Cerro ahogó el sueño del Medellín

259

Compartir artículo:

Un Cerro muy sólido le ganó a un Medellín que hacía un buen partido. El árbitro: todo mal. 

 

En toda esta edición de la Copa, como local, Cerro nunca había tardado más de catorce minutos en ponerse en ventaja. A Santa Fe, su última víctima, lo vacunó temprano y luego lo goleó. Leonel Álvarez lo sabía y por eso plantó un equipo recatado para contener el huracán que sería Cerro en el primer tiempo.

 

Entonces, con la defensa habitual, con Parra y con Didier Moreno como dos perros en la mitad, con Hechalar y con ‘Goma’ Hernández como volantes mixtos, pero muy comprometidos en marca, el Medellín buscó ser una muralla. Marrugo, también solidario en marca, fue el cerebro libre, y como único punta estuvo Caicedo.

 

La propuesta del Medellín no tuvo misterios. Ganarse la mitad, buscar posesiones largas de balón y viajar junto, bien junto, para frenar el ímpetu paraguayo. A Leonel el plan le funcionó (hasta el minuto 31′) porque Didier Moreno y Parra se comieron la mitad, porque Echalar y Hernández jugaron muy cerca de los dos laterales y le taparon las bandas a Cerro y porque David González, aunque empezó nervioso, hizo dos atajadas clave. Por momentos, incluso, al Medellín se le vio cómodo, muy bien plantado, haciendo correr a Cerro de acá para allá y de allá para acá.

 

Al Medellín se le cayó el plan por dos cosas: Porque Caicedo y Hechalar desperdiciaron dos mano a mano –producto de la presión sincronizada en terreno de Cerro– que en instancias definitivas de Copa, simplemente, no se pueden fallar. Y porque en Paraguay Cerro te cobra cualquier distracción: el Medellín fue leve para marcar un saque de banda y lo pagó caro; centro desde la derecha a Domínguez, cabezazo al ángulo y fiesta.

 

(Le puede gustar La Dimayor hace las cosas con los pies) 

 

El local, por su parte, también fue inteligente para plantear el partido. Sabía que un gol del visitante le pondría las cosas patas arriba y entonces buscó ganar desde el “vamos” pero con precaución. Cuatro atrás, cinturón de seguridad en la mitad con Riveros de cabeza de área en triángulo con Rojas y González. Por las bandas, Coleman (que por momentos ejerció de segundo delantero) y Dominguez. En punta, Velázquez.

 

Fue un divertimento ver la guerra, el golpe a golpe, que propuso Cerro en la mitad, pues su mediocampo funciona como un reloj. Rojas es omnipresente, le encanta el área, González es cerebral para soltarse cuando debe soltarse y Riveros el ancla de ambos. El lateral Cáceres, junto a un rebelde Coleman, hicieron que la banda derecha fuera su banda feliz; por ahí Cerro buscó y buscó el primer gol. Aunque Domínguez, su mejor hombre, tuvo un primer tiempo pálido, al minuto 31′ encontró con su gol el premio a la ambición y a la intensidad.

 

Con el gol todo cambió. Medellín perdió solidez, Cerro se prendió en fuego y debió irse al segundo tiempo ganando dos a cero, sino fuera por un gol muy mal anulado por el juez.

 

(¿Le gustan los grandes personajes del fútbol? Lea Caruso: el `vendehumo’)

 

Para la segunda parte, Leonel Álvarez quiso darle un giro desde el inicio.
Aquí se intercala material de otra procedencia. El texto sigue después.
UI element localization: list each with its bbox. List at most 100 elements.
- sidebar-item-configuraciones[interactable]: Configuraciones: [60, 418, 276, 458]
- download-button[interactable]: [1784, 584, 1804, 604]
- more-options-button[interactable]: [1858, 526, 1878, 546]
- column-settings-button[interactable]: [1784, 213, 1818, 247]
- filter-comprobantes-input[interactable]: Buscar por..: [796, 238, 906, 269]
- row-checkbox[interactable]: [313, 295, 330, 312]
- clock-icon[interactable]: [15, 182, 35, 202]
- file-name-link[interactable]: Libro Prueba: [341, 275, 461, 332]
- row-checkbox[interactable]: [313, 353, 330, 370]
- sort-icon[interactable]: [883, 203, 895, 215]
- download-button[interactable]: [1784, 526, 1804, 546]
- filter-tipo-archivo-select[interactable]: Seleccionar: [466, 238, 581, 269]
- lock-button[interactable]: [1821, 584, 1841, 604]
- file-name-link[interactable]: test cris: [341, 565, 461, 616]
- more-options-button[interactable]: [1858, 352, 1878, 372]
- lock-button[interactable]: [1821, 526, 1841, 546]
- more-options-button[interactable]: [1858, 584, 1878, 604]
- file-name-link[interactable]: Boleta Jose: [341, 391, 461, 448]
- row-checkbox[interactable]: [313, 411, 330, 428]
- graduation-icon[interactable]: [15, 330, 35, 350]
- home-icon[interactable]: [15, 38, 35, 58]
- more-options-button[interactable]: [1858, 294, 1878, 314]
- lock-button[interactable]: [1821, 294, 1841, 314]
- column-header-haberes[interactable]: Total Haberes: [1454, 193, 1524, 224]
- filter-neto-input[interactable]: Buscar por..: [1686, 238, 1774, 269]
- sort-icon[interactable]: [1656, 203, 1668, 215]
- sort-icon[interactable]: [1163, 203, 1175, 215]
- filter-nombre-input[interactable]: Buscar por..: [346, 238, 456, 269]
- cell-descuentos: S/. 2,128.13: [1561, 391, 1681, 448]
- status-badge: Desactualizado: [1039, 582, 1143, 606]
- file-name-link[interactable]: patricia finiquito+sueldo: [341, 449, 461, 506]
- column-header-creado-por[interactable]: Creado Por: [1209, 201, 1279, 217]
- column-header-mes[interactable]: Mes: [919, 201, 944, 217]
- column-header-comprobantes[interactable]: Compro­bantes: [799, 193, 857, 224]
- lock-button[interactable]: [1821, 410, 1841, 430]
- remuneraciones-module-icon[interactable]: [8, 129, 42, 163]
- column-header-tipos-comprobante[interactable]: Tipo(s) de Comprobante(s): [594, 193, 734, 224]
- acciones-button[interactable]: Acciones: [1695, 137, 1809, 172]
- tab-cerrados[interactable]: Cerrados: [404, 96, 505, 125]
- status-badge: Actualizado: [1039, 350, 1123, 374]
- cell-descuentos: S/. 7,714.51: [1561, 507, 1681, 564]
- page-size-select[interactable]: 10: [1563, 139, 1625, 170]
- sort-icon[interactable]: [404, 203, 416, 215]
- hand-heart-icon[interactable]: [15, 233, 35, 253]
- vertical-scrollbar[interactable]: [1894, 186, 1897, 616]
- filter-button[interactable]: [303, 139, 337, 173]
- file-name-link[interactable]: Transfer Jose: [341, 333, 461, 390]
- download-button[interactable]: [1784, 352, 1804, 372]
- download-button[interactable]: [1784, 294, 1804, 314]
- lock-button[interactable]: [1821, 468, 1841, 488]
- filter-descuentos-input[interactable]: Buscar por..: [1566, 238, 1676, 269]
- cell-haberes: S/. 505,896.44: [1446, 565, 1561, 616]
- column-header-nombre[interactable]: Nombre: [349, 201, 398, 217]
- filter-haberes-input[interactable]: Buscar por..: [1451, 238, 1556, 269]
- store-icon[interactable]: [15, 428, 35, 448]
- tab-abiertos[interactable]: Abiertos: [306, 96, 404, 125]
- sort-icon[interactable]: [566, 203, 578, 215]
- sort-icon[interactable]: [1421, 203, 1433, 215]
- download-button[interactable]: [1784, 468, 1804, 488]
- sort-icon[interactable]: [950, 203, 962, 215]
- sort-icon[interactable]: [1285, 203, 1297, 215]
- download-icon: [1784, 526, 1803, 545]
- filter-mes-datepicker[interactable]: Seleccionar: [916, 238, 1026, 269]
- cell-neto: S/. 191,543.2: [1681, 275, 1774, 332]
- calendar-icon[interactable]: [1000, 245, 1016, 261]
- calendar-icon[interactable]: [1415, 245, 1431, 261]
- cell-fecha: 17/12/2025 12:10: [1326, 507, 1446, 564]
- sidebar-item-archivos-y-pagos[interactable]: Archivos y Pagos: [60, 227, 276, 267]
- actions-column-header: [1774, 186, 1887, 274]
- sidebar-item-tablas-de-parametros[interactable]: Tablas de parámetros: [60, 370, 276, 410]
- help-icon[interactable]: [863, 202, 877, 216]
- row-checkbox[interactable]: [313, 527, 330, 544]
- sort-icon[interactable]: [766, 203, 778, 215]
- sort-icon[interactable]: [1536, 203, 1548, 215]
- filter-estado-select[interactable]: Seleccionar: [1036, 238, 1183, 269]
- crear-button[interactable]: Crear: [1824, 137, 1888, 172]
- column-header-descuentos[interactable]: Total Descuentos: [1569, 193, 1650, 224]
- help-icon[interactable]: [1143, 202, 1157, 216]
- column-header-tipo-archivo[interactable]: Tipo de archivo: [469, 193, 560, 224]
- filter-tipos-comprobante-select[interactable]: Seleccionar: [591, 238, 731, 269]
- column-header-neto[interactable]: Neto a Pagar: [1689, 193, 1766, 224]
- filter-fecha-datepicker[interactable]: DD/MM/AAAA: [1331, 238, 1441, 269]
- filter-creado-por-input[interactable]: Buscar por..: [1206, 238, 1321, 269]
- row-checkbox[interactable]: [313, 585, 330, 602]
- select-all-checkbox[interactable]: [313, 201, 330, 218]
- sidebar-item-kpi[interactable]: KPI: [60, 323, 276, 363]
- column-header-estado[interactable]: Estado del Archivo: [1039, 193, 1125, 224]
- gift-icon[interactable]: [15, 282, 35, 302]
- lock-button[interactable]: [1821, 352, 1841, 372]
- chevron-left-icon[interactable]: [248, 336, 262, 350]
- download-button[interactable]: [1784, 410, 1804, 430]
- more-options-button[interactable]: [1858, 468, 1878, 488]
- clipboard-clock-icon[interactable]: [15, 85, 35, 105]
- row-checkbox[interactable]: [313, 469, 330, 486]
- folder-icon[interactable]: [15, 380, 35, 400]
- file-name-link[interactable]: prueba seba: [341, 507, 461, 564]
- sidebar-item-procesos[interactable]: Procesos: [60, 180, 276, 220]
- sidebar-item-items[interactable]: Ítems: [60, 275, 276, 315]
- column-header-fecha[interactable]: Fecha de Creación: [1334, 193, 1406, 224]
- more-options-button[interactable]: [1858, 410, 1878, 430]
Sacó a Pedrahita por el central Saiz y envió a Arboleda de lateral derecho para corregir la timidez ofensiva de Piedrahita en la primera parte.

 

Los primeros cinco minutos se hicieron tan intensos como el arranque del primer tiempo…Hasta que en un balón dividido, Caicedo fue fuerte y el árbitro, en otro yerro monumental, lo expulsó. Con el marcador en contra y un hombre menos, el juego se acabó. Otro partido más tirado a la basura gracias a esa maldita manía arbitral de compensar.

 

Cerro se apretó el cinturón de seguridad, esperó la respuesta del Medellín y entendió que con paciencia terminaría fisurándolo. Leonel retrasó a Marrugo y dejó a Hechalar en punta, ilusionado con la picardía del argentino. Pero Cerro fue una roca sólida, jugo con espíritu copero y al minuto 70′, en un derroche de jerarquía, Domínguez volvió a aparecer en el partido para provocar un penal que luego cambiaría por gol. El resto es anécdota, papel picado.

 

Cerro avanzó de ronda porque colectivamente es espectacular y porque como local mete miedo. Merece lo logrado. Pero qué triste es cuando el mayor protagonista de un partido es el árbitro.